Они не задали ни единого вопроса, не проронили больше ни слова. Напуганные тем, что к нам в дом из парка могут пробраться невесть какие другие твари, дети снова легли. Заснули они с трудом, а утром я увидела их совершенно изменившимися, будто они поняли, что на всем белом свете не осталось ни единого надежного места. Впрочем, я думала так же.

 

Глава 6

 

После случая с ящерицей мои и без того бессонные ночи стали сущим кошмаром. Кем я была, во что я превращаюсь? В восемнадцать я полагала себя талантливой юной девой, подающей большие надежды. В двадцать – начала работать. В двадцать два вышла замуж за Марио, и мы уехали из Италии. Поначалу мы жили в Канаде, затем в Испании, а потом в Греции. В двадцать восемь я родила Джанни; во время беременности я написала длинный неаполитанский рассказ, который год спустя охотно напечатали. В тридцать один у меня родилась Илария. А теперь, в свои тридцать восемь, я превратилась в ничто, я даже не могла вести себя как подобает. Я осталась без работы и мужа, сломленная и несчастная.

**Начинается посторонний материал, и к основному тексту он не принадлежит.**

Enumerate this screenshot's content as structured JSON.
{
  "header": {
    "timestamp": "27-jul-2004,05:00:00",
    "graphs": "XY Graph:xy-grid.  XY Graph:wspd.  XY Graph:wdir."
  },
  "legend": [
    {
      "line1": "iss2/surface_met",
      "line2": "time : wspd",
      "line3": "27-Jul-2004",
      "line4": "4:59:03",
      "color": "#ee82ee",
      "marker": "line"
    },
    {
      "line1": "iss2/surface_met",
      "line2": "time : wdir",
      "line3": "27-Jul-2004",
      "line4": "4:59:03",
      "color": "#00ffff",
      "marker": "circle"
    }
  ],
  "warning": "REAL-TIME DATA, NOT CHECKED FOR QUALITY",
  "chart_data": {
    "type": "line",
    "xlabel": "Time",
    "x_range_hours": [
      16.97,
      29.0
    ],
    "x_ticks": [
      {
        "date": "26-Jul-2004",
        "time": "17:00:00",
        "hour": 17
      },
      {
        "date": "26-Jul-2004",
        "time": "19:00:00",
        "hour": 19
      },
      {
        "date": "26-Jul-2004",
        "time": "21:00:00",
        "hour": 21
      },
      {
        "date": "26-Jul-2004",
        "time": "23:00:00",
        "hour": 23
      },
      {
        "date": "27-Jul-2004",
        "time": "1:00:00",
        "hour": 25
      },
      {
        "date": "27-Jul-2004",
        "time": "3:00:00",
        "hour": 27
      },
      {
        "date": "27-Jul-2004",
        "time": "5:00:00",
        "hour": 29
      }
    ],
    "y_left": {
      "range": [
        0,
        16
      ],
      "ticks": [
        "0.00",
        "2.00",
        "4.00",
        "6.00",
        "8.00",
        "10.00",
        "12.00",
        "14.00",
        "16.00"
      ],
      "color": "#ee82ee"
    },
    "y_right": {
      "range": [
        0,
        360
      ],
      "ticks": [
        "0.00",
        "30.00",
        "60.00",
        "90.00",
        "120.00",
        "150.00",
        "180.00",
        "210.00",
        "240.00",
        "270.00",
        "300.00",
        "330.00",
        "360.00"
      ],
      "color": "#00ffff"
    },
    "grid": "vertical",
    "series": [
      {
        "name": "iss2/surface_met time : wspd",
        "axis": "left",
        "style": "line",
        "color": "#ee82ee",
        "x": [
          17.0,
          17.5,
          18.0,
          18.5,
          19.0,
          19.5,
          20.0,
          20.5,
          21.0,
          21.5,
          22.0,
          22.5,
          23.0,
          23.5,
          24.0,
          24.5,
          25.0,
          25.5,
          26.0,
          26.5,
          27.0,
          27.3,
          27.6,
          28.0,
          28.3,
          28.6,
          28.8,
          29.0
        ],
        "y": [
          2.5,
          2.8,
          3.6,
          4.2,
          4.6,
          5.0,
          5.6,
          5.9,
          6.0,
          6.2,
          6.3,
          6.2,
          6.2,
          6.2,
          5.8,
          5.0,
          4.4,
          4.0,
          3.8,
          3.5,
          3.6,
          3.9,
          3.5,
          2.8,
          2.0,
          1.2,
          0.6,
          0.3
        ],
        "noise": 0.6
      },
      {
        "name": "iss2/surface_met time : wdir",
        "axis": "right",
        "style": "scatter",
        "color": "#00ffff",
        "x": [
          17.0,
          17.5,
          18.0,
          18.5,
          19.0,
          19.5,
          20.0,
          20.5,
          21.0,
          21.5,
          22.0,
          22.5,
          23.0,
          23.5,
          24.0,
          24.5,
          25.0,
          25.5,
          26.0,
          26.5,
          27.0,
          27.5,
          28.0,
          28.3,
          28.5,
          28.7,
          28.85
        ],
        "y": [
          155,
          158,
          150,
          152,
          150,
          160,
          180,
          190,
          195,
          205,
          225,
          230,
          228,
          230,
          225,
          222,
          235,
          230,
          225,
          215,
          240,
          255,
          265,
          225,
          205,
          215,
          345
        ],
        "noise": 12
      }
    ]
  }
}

Пока дети были в школе, я то ложилась на диван, то вставала с него, то садилась, то включала телевизор. Однако не было такой программы, которая позволила бы мне забыться. Ночью я слонялась по дому и частенько заканчивала тем, что смотрела передачи, где женщины – по большей части женщины – страстно метались на постелях, как трясогузки на ветках. Они мерзко кривлялись на фоне номера телефона и титров, сулящих райские наслаждения. Или изгибались, томно постанывая приторными голосами. Глядя на них, я думала, что шлюха Марио точь‐в-точь такая же – мечта или кошмар дешевого порно, и именно об этом он втайне грезил все пятнадцать лет, прожитых в браке, а я так этого и не поняла.